The upgrades were announced by Ald. Danny Solis (25th) and are part of the Chicago Department of Transportation pedestrian plan, which aims to overhaul the city's intersections for easier and safer pedestrian access.

A CDOT analysis of 2011 crash data revealed that 78 percent of all pedestrian crashes and 80 percent of fatal and serious injury crashes take place within 125 feet of an intersection. The majority of pedestrian-related crashes were caused by a motorist's failure to yield, the study showed.

At 24th Place and Canal Street, eight crashes were reported between 2009 and 2011, including a hit-and-run accident that damaged a nearby apartment complex, CDOT said. None involved pedestrians.

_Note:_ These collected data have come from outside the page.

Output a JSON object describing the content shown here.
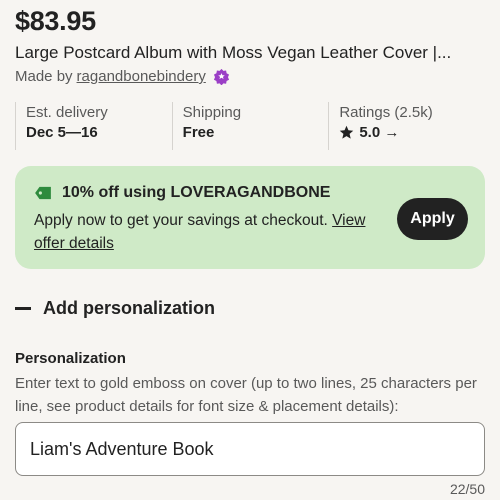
{
  "listing": {
    "price": "$83.95",
    "title": "Large Postcard Album with Moss Vegan Leather Cover |...",
    "made_by_prefix": "Made by",
    "shop_name": "ragandbonebindery"
  },
  "stats": [
    {
      "label": "Est. delivery",
      "value": "Dec 5—16"
    },
    {
      "label": "Shipping",
      "value": "Free"
    },
    {
      "label": "Ratings (2.5k)",
      "value": "5.0 →"
    }
  ],
  "offer": {
    "title": "10% off using LOVERAGANDBONE",
    "body": "Apply now to get your savings at checkout.",
    "link": "View offer details",
    "button": "Apply",
    "accent": "#cfeac7",
    "tag_color": "#2e8b3d"
  },
  "personalization": {
    "toggle_label": "Add personalization",
    "label": "Personalization",
    "help": "Enter text to gold emboss on cover (up to two lines, 25 characters per line, see product details for font size & placement details):",
    "value": "Liam's Adventure Book",
    "counter": "22/50"
  },
  "colors": {
    "star_seller_badge": "#9b3fc6",
    "text": "#222222",
    "muted": "#595959"
  }
}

Still, the busy intersection has drawn safety concerns from residents who use the east-west 24th Place as a pathway to Chinatown's main drag.

The planned pedestrian improvements also mark the first step in what could be a transformation of parts of Canal Street into a bike-friendly corridor. 

But those plans — which include trimming Canal Street to one lane from Harrison to 18th Street to accommodate dedicated parking and bicycle lanes — are in the early stages.

The idea is to "meet the 18th street protected bike lanes at Canal to better connect the Loop with bike facilities," with work on Canal south of 18th Street "at some later date," Scales said.